Le ricerche continuano. La Procura di Lione non ha ancora individuato le sei persone che, mascherate, hanno linciato giovedì Quentin Deranque, 23 anni, morto poi sabato per le ferite subite. L’incidente ha subito assunto un carattere politico: Deranque era un fondamentalista cristiano e l’assalto è avvenuto mentre manifestava contro l’eurodeputata Rima Hassan, in visita all’Institut d’Etudes Politiques a Lione, il capoluogo francese dove si confrontano, con iniziative a volte violente, movimenti di ultrasinistra e ultradestra.
Il procuratore della città francese, Thierry Dran, non ha voluto esplicitamente legare l’assalto alla sinistra estrema, ma il ministro della Giustizia, Gérald Darmanin e il ministro degli Interni Laurent Nunes non hanno avuto remore. Deranque era nel servizio d’ordine del collettivo femminista Némésis: sette manifestanti del gruppo a difesa «delle donne occidentali» stavano contestando la presenza in un dibattito della politica e giurista della France Insoumise, nata in territorio palestinese e naturalizzata francese, nota per considerare Hamas «legittima dal punto di vista del diritto internazionale» che agisce in base a un «diritto a resistere contro l’occupazione straniera»: per queste frasi alcuni esponenti politici francesi hanno chiesto che le sia ritirata la nazionalità francese (possibile in caso di indegnità e slealtà).
Il sospettato
C’è in ogni caso un sospettato, indicato dalle manifestanti di Némésis: è Jacques-Elie Favrot, l’assistente parlamentare di Raphäel Arnault al quale è stato sospeso in via preventiva l’accesso all’Assemblée nationale. Le indagini si stanno concentrando sul gruppuscolo di sinistra La Jeune Garde, creato nel 2018 e dissolto nel 2025. È stato fondato proprio da Arnault, deputato della France Insoumise, già condannato a quattro mesi con la condizionale per «violenza volontaria in concorso», dopo l’assalto di un 18enne a Lione. Qualche mese fa, avrebbe inoltre minacciato una militante di Némésis, Alice Cordier, di «spararle un colpo in testa». La France Insoumise ha però negato ogni legame con La Jeune Garde.

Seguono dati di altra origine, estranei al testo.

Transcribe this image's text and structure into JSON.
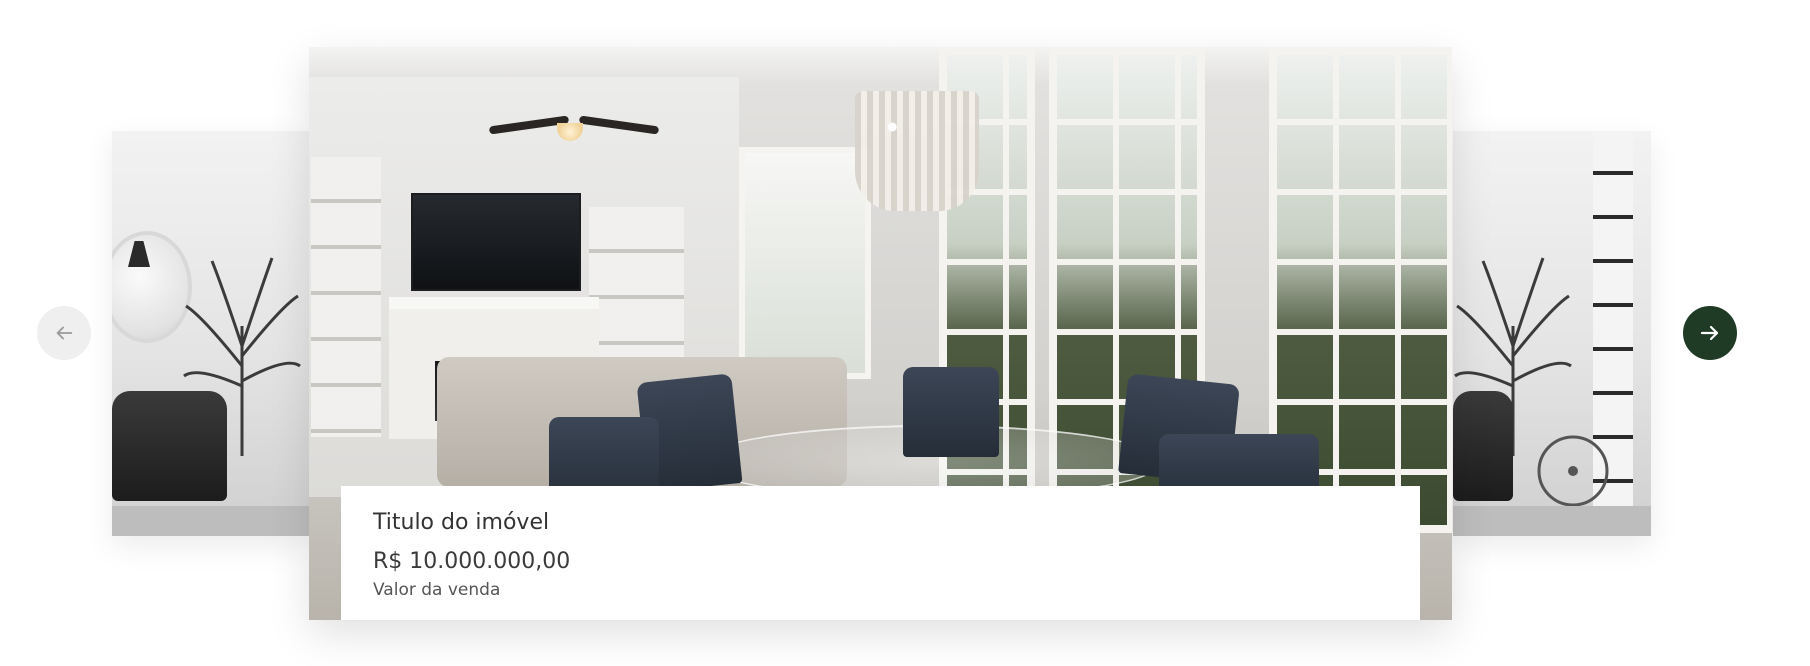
{
  "carousel": {
    "prev_icon": "arrow-left-icon",
    "next_icon": "arrow-right-icon",
    "colors": {
      "prev_button_bg": "#efefef",
      "next_button_bg": "#1f3b25",
      "prev_icon": "#9a9a9a",
      "next_icon": "#ffffff"
    }
  },
  "property": {
    "title": "Titulo do imóvel",
    "price": "R$ 10.000.000,00",
    "price_label": "Valor da venda"
  }
}
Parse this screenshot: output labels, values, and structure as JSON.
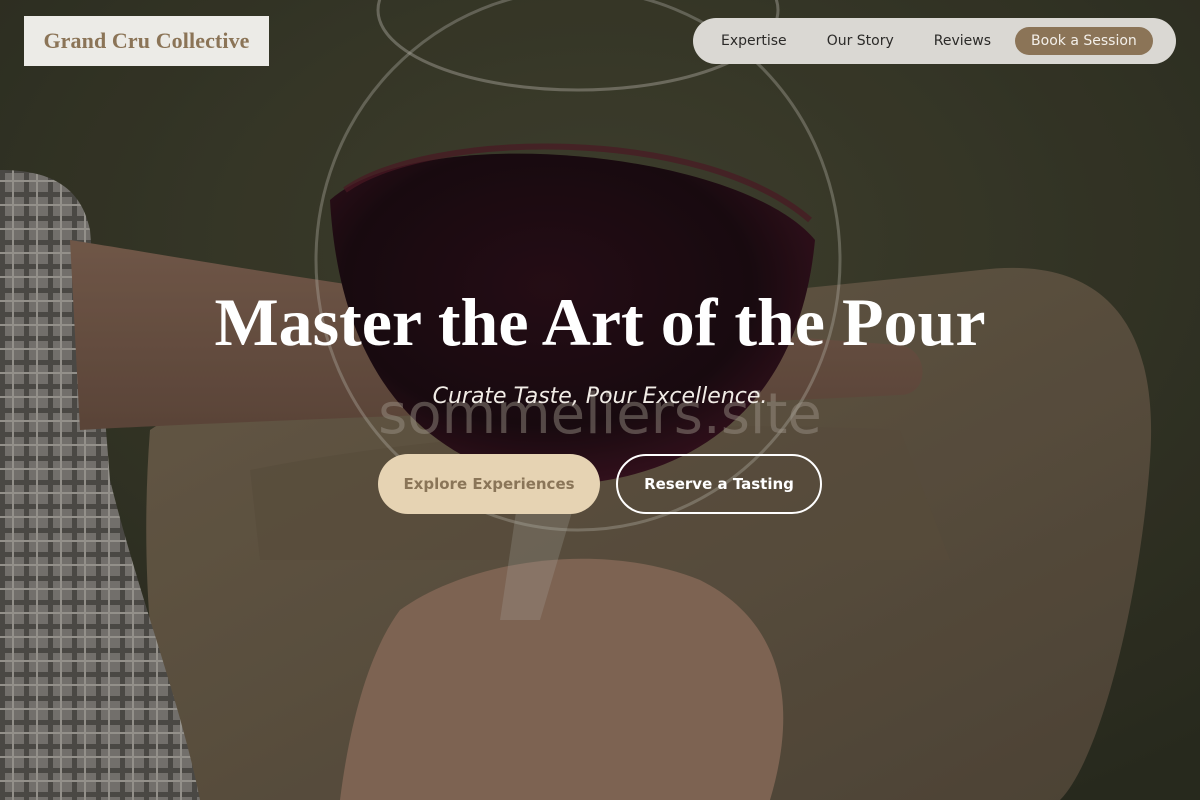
{
  "brand": {
    "name": "Grand Cru Collective"
  },
  "nav": {
    "links": [
      {
        "label": "Expertise"
      },
      {
        "label": "Our Story"
      },
      {
        "label": "Reviews"
      }
    ],
    "cta_label": "Book a Session"
  },
  "hero": {
    "title": "Master the Art of the Pour",
    "subtitle": "Curate Taste, Pour Excellence.",
    "watermark": "sommeliers.site",
    "primary_button": "Explore Experiences",
    "secondary_button": "Reserve a Tasting"
  },
  "colors": {
    "accent": "#8b7457",
    "primary_button_bg": "#e6d3b3",
    "nav_bg": "#dad8d3",
    "logo_bg": "#ecebe7"
  }
}
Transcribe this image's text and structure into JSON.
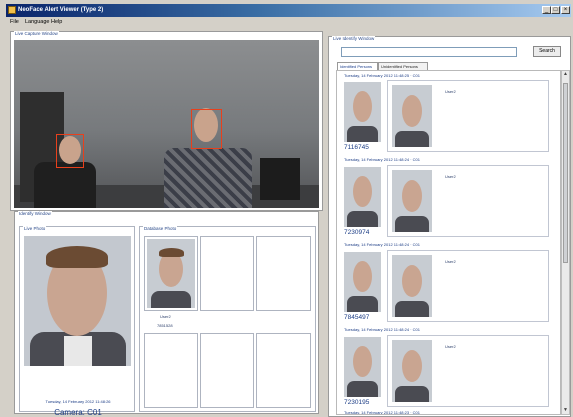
{
  "window": {
    "title": "NeoFace Alert Viewer (Type 2)"
  },
  "menu": {
    "items": [
      "File",
      "Language",
      "Help"
    ]
  },
  "live_capture": {
    "title": "Live Capture Window"
  },
  "identify": {
    "title": "Identify Window",
    "live_photo_title": "Live Photo",
    "database_photo_title": "Database Photo",
    "live_timestamp": "Tuesday, 14 February 2012 11:48:26",
    "camera_label": "Camera: C01",
    "match_name": "User2",
    "match_id": "7851528"
  },
  "live_identify": {
    "title": "Live Identify Window",
    "search_placeholder": "",
    "search_button": "Search",
    "tabs": [
      "Identified Persons",
      "Unidentified Persons"
    ],
    "entries": [
      {
        "header": "Tuesday, 14 February 2012 11:48:25 · C01",
        "id": "7116745",
        "user": "User2"
      },
      {
        "header": "Tuesday, 14 February 2012 11:48:24 · C01",
        "id": "7230974",
        "user": "User2"
      },
      {
        "header": "Tuesday, 14 February 2012 11:48:24 · C01",
        "id": "7845497",
        "user": "User2"
      },
      {
        "header": "Tuesday, 14 February 2012 11:48:24 · C01",
        "id": "7230195",
        "user": "User2"
      }
    ],
    "partial_entry_header": "Tuesday, 14 February 2012 11:48:23 · C01"
  },
  "colors": {
    "title_bar": "#0a246a",
    "face_box": "#e8401c",
    "label_blue": "#1b3c85"
  },
  "icons": {
    "app": "app-icon",
    "minimize": "minimize-icon",
    "maximize": "maximize-icon",
    "close": "close-icon"
  }
}
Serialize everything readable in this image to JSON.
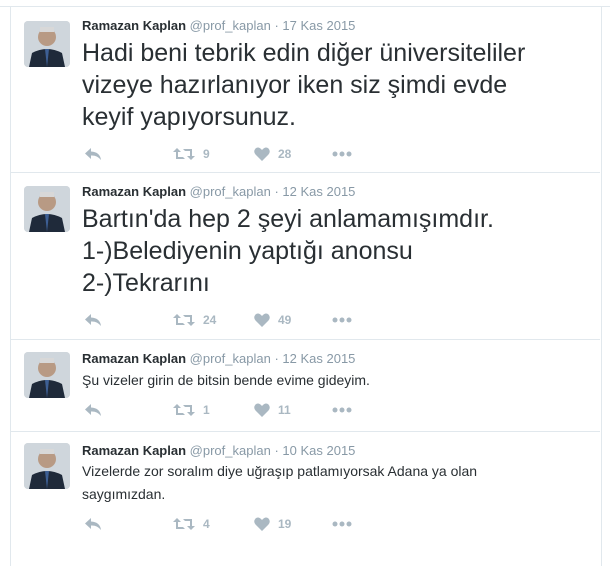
{
  "tweets": [
    {
      "name": "Ramazan Kaplan",
      "handle": "@prof_kaplan",
      "sep": "·",
      "date": "17 Kas 2015",
      "text_lines": [
        "Hadi beni tebrik edin diğer üniversiteliler",
        "vizeye hazırlanıyor iken siz şimdi evde",
        "keyif yapıyorsunuz."
      ],
      "retweets": "9",
      "likes": "28"
    },
    {
      "name": "Ramazan Kaplan",
      "handle": "@prof_kaplan",
      "sep": "·",
      "date": "12 Kas 2015",
      "text_lines": [
        "Bartın'da hep 2 şeyi anlamamışımdır.",
        "1-)Belediyenin yaptığı anonsu",
        "2-)Tekrarını"
      ],
      "retweets": "24",
      "likes": "49"
    },
    {
      "name": "Ramazan Kaplan",
      "handle": "@prof_kaplan",
      "sep": "·",
      "date": "12 Kas 2015",
      "text_lines": [
        "Şu vizeler girin de bitsin bende evime gideyim."
      ],
      "retweets": "1",
      "likes": "11"
    },
    {
      "name": "Ramazan Kaplan",
      "handle": "@prof_kaplan",
      "sep": "·",
      "date": "10 Kas 2015",
      "text_lines": [
        "Vizelerde zor soralım diye uğraşıp patlamıyorsak Adana ya olan",
        "saygımızdan."
      ],
      "retweets": "4",
      "likes": "19"
    }
  ],
  "icons": {
    "reply": "reply-icon",
    "retweet": "retweet-icon",
    "like": "heart-icon",
    "more": "more-icon"
  },
  "colors": {
    "text": "#292f33",
    "meta": "#8899a6",
    "icon": "#aab8c2",
    "border": "#e1e8ed"
  }
}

Deranque studiava scienza dei dati, frequentava la chiesa tradizionalista Saint-Georges, dove la messa viene celebrata in latino, ed era appassionato di teologia e filosofia. Era legato, sembra, alla corrente nazionalista-rivoluzionaria della destra lionese, e frequentava Academia Christiana, che nel 20023 Darmarin, allora ministro dell’Interno, voleva sciogliere.
Inevitabile dunque la polemica politica tra l’estrema sinistra e l’estrema destra. Il Rassemblement national nega che si sia trattato di un incidente, mentre Marion Maréchal, nipote “dissidente” di Marine Le Pen, ha chiesto se la presenza della Jeune Garde al meeting fosse voluta, magari come servizio d’ordine, e se avesse avuto consegne precise. La France Insoumise, attraverso Mathilde Panot, ha negato che ci sia stato un coinvolgimento della Jeune Garde, ormai sciolta, e che i responsabili debbano essere «puniti e condannati».